I was treated for diverticulitis with antibiotics, clear liquid diet, and pain control. I was released later that morning. I was relieved. My blonde haired blue sister from another mother took me to the ER. She sat in her car, waiting for me. My son’s father came to get him and take him to school. My sister called the ED and told them one of their own was sitting in the waiting room in severe pain. It was unbearable to sit up. It was torture in the waiting room. Thank God she advocated for me.
If, as a physician, I had all these fears. Scared and fearful. What about the average person with any acute symptoms requiring acute care? Those who need emergency care for any reason. What about the patient with severe COVID symptoms? How much fear they must endure. The fear of going in and never coming out. The fear of getting the virus. The fear of dying alone. The fear of the ventilator. The fear of not being able to breathe. But, the worst of all, it has got to be that fear of not seeing their loved ones again. There is, in fact, that potential. Their last words may be, “I am being put on the ventilator. I love you so much. I will see you again. Goodbye.” Last words for so many. They were the last words for my patient to his beloved wife. He was one of the first deaths in my area.
Now, most people recover. I am not talking about COVID statistics. I am talking about severely ill patients and acute patients seeking care.

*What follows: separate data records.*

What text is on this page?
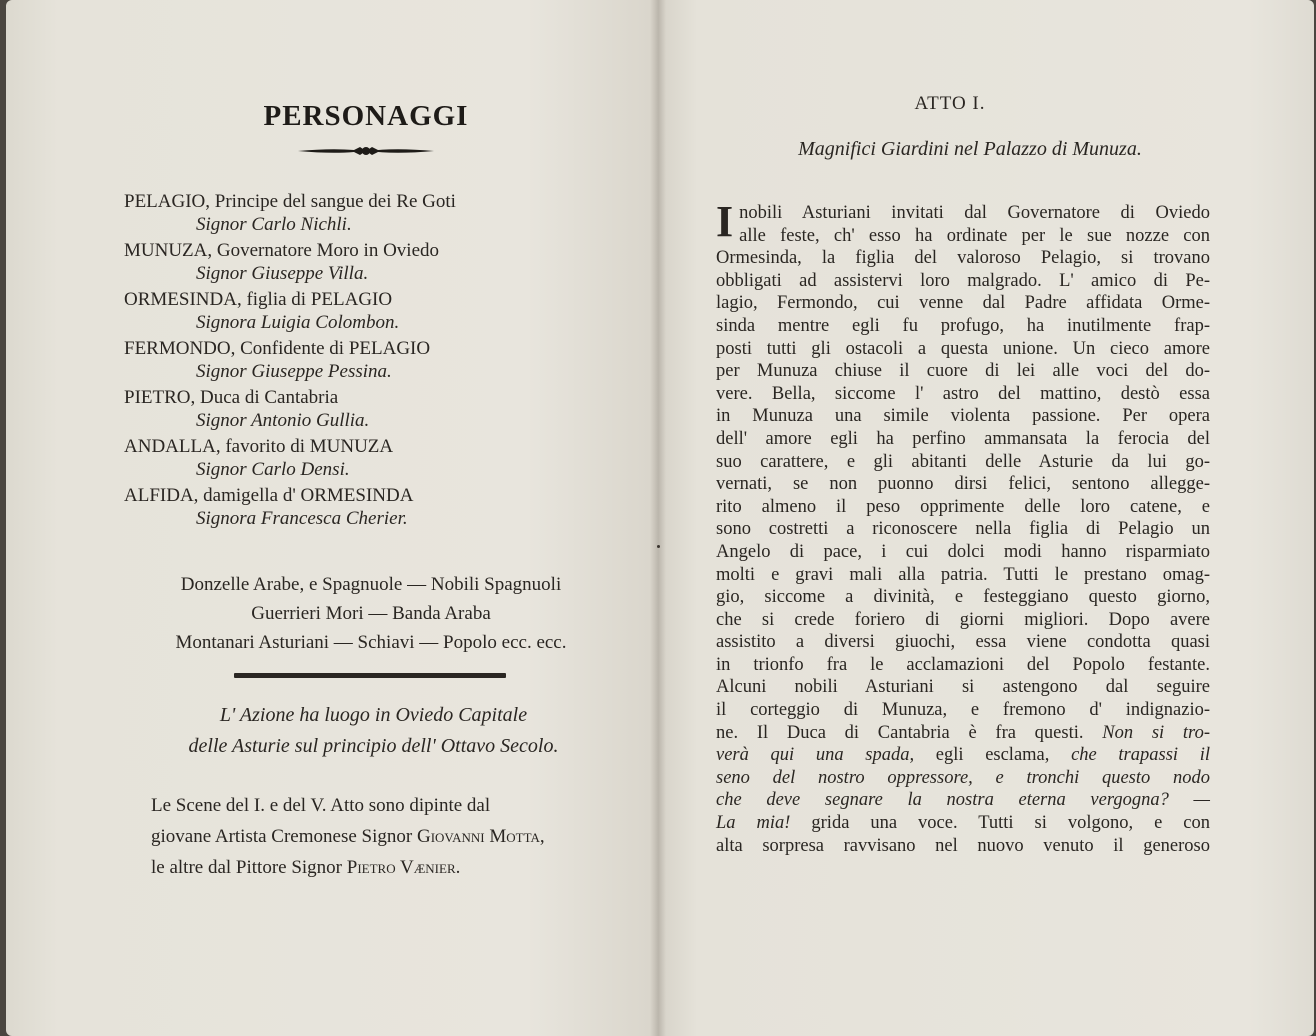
PERSONAGGI
PELAGIO, Principe del sangue dei Re Goti
Signor Carlo Nichli.
MUNUZA, Governatore Moro in Oviedo
Signor Giuseppe Villa.
ORMESINDA, figlia di PELAGIO
Signora Luigia Colombon.
FERMONDO, Confidente di PELAGIO
Signor Giuseppe Pessina.
PIETRO, Duca di Cantabria
Signor Antonio Gullia.
ANDALLA, favorito di MUNUZA
Signor Carlo Densi.
ALFIDA, damigella d' ORMESINDA
Signora Francesca Cherier.
Donzelle Arabe, e Spagnuole — Nobili Spagnuoli
Guerrieri Mori — Banda Araba
Montanari Asturiani — Schiavi — Popolo ecc. ecc.
L' Azione ha luogo in Oviedo Capitale
delle Asturie sul principio dell' Ottavo Secolo.
Le Scene del I. e del V. Atto sono dipinte dal
giovane Artista Cremonese Signor Giovanni Motta,
le altre dal Pittore Signor Pietro Vænier.
ATTO I.
Magnifici Giardini nel Palazzo di Munuza.
I nobili Asturiani invitati dal Governatore di Oviedo
alle feste, ch' esso ha ordinate per le sue nozze con
Ormesinda, la figlia del valoroso Pelagio, si trovano
obbligati ad assistervi loro malgrado. L' amico di Pe-
lagio, Fermondo, cui venne dal Padre affidata Orme-
sinda mentre egli fu profugo, ha inutilmente frap-
posti tutti gli ostacoli a questa unione. Un cieco amore
per Munuza chiuse il cuore di lei alle voci del do-
vere. Bella, siccome l' astro del mattino, destò essa
in Munuza una simile violenta passione. Per opera
dell' amore egli ha perfino ammansata la ferocia del
suo carattere, e gli abitanti delle Asturie da lui go-
vernati, se non puonno dirsi felici, sentono allegge-
rito almeno il peso opprimente delle loro catene, e
sono costretti a riconoscere nella figlia di Pelagio un
Angelo di pace, i cui dolci modi hanno risparmiato
molti e gravi mali alla patria. Tutti le prestano omag-
gio, siccome a divinità, e festeggiano questo giorno,
che si crede foriero di giorni migliori. Dopo avere
assistito a diversi giuochi, essa viene condotta quasi
in trionfo fra le acclamazioni del Popolo festante.
Alcuni nobili Asturiani si astengono dal seguire
il corteggio di Munuza, e fremono d' indignazio-
ne. Il Duca di Cantabria è fra questi. Non si tro-
verà qui una spada, egli esclama, che trapassi il
seno del nostro oppressore, e tronchi questo nodo
che deve segnare la nostra eterna vergogna? —
La mia! grida una voce. Tutti si volgono, e con
alta sorpresa ravvisano nel nuovo venuto il generoso
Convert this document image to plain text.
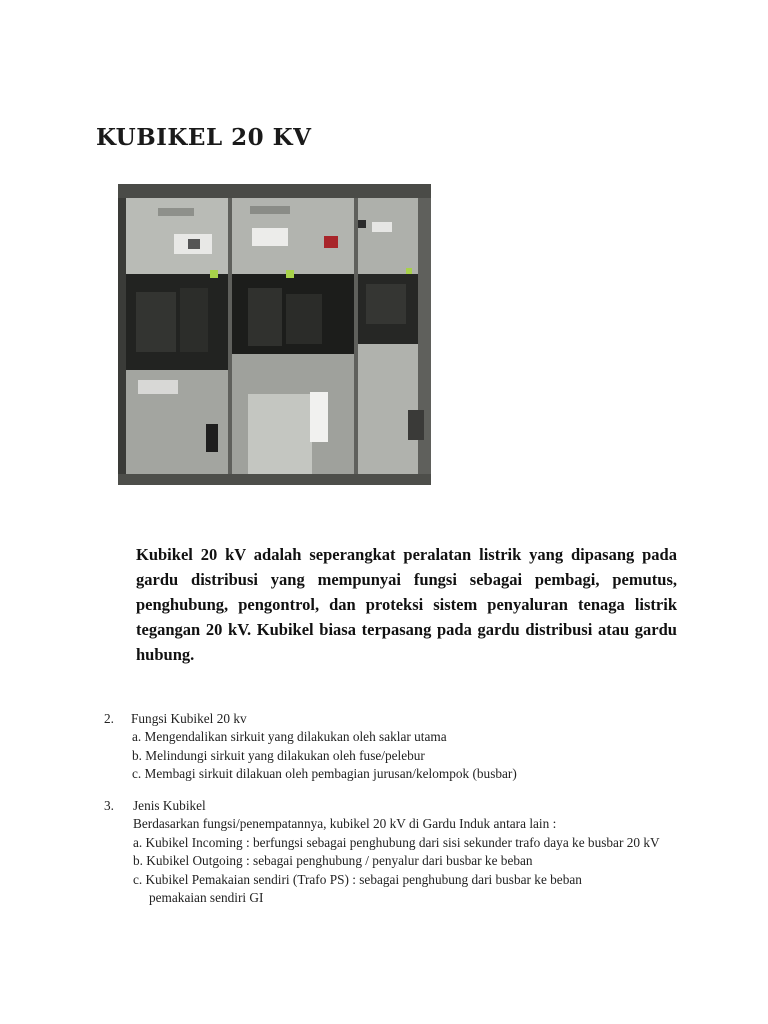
KUBIKEL 20 KV

Kubikel 20 kV adalah seperangkat peralatan listrik yang dipasang pada gardu distribusi yang mempunyai fungsi sebagai pembagi, pemutus, penghubung, pengontrol, dan proteksi sistem penyaluran tenaga listrik tegangan 20 kV. Kubikel biasa terpasang pada gardu distribusi atau gardu hubung.

2. Fungsi Kubikel 20 kv
a. Mengendalikan sirkuit yang dilakukan oleh saklar utama
b. Melindungi sirkuit yang dilakukan oleh fuse/pelebur
c. Membagi sirkuit dilakuan oleh pembagian jurusan/kelompok (busbar)
3. Jenis Kubikel
Berdasarkan fungsi/penempatannya, kubikel 20 kV di Gardu Induk antara lain :
a. Kubikel Incoming : berfungsi sebagai penghubung dari sisi sekunder trafo daya ke busbar 20 kV
b. Kubikel Outgoing : sebagai penghubung / penyalur dari busbar ke beban
c. Kubikel Pemakaian sendiri (Trafo PS) : sebagai penghubung dari busbar ke beban
pemakaian sendiri GI
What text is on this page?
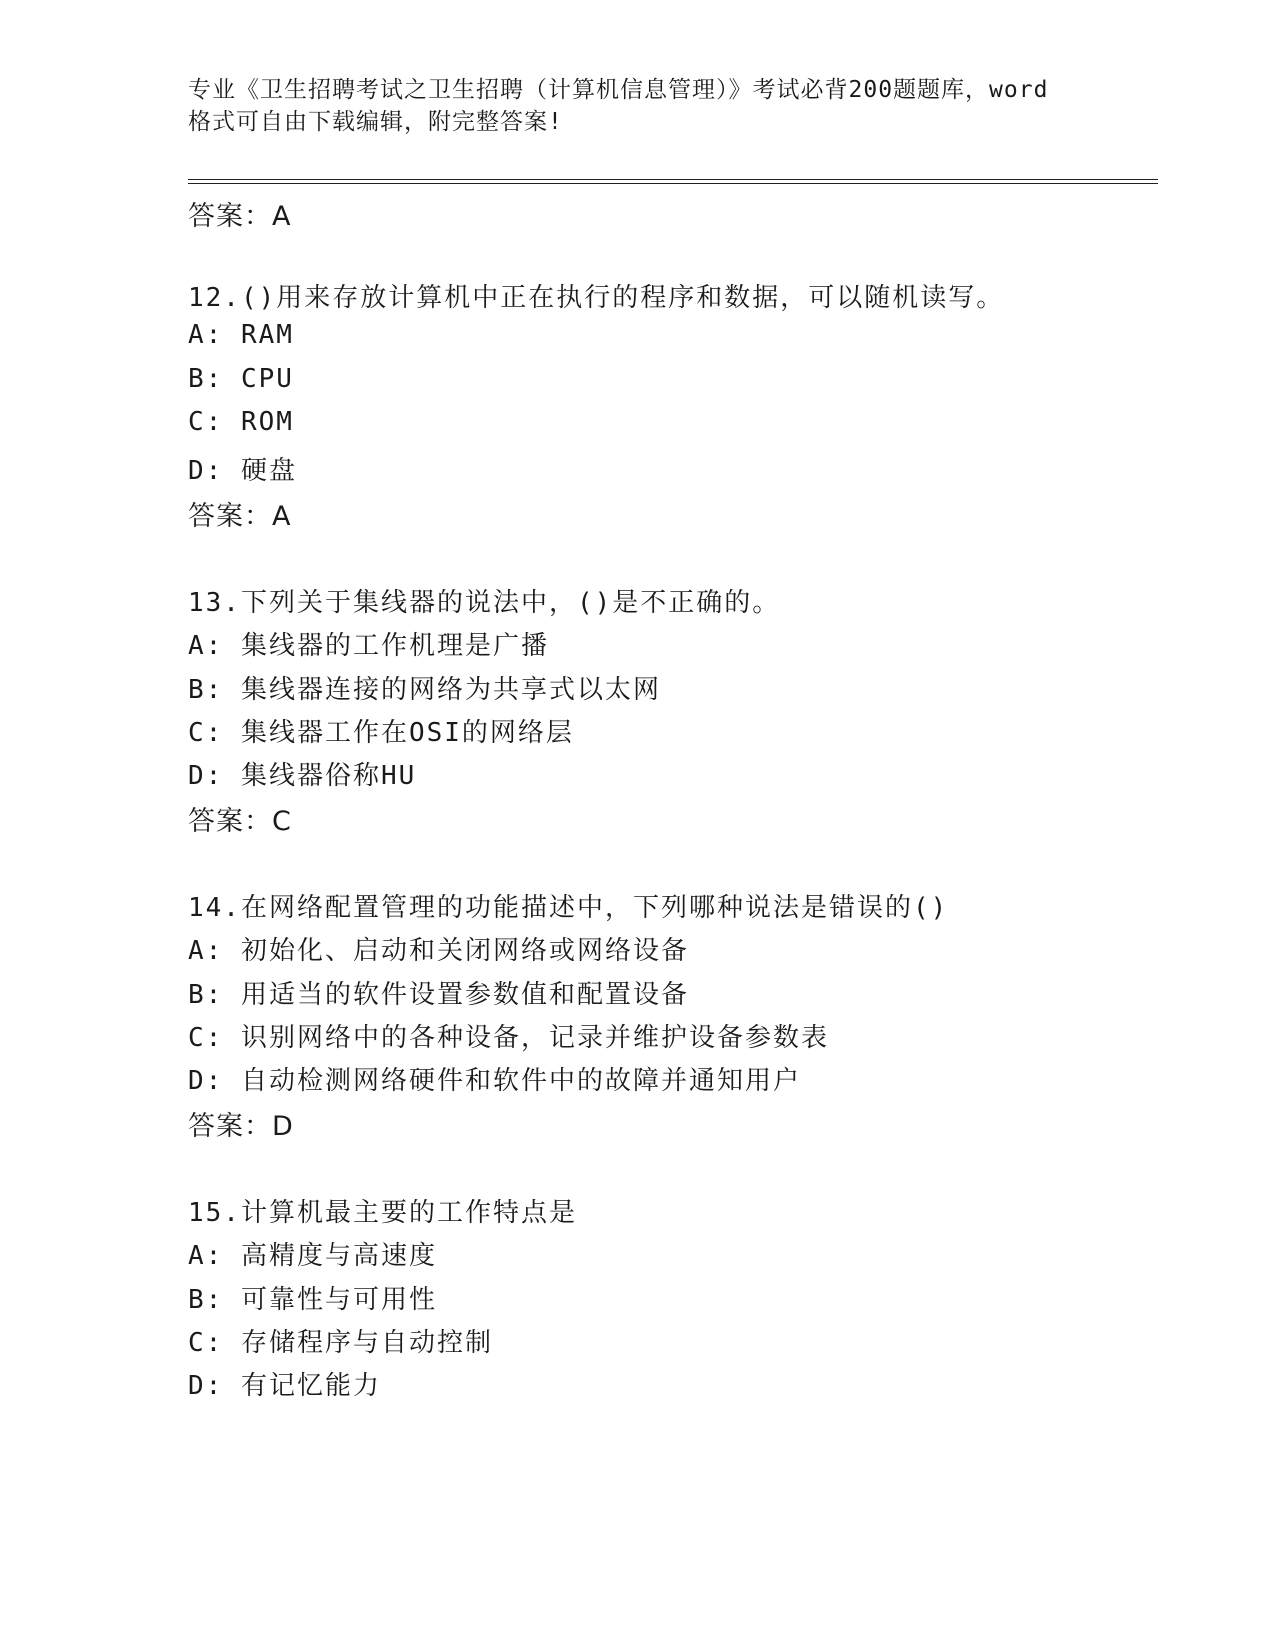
专业《卫生招聘考试之卫生招聘（计算机信息管理）》考试必背200题题库，word
格式可自由下载编辑，附完整答案!
答案：A
12.()用来存放计算机中正在执行的程序和数据，可以随机读写。
A: RAM
B: CPU
C: ROM
D: 硬盘
答案：A
13.下列关于集线器的说法中，()是不正确的。
A: 集线器的工作机理是广播
B: 集线器连接的网络为共享式以太网
C: 集线器工作在OSI的网络层
D: 集线器俗称HU
答案：C
14.在网络配置管理的功能描述中，下列哪种说法是错误的()
A: 初始化、启动和关闭网络或网络设备
B: 用适当的软件设置参数值和配置设备
C: 识别网络中的各种设备，记录并维护设备参数表
D: 自动检测网络硬件和软件中的故障并通知用户
答案：D
15.计算机最主要的工作特点是
A: 高精度与高速度
B: 可靠性与可用性
C: 存储程序与自动控制
D: 有记忆能力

ER and hospital care.
Not only in seeking treatment but the fear of being alone. Suffering alone. Potentially contracting the virus in the hospital. Beyond anyone’s control because they have to be in the hospital for another reason.
In retrospect, the reason no one sought treatment for the first three months of COVID in my area. I believe in most of the U.S. These fears were real. It took months for primary care and several subspecialties to pick up the pieces of these fears.
Then I thought about the patients in the hospital with COVID. Alone, without family for support. Suffering alone. Not being able to breathe. So scared that they may not survive the virus. No one to talk to. No one to tell their fears to. Only the doctors and nurses. But, they are so overworked and so overtired now. They have taken all this burden of death, dying, and suffering. As if they were family.
We are in crisis.
Kelly Lisciandro is an internal medicine physician.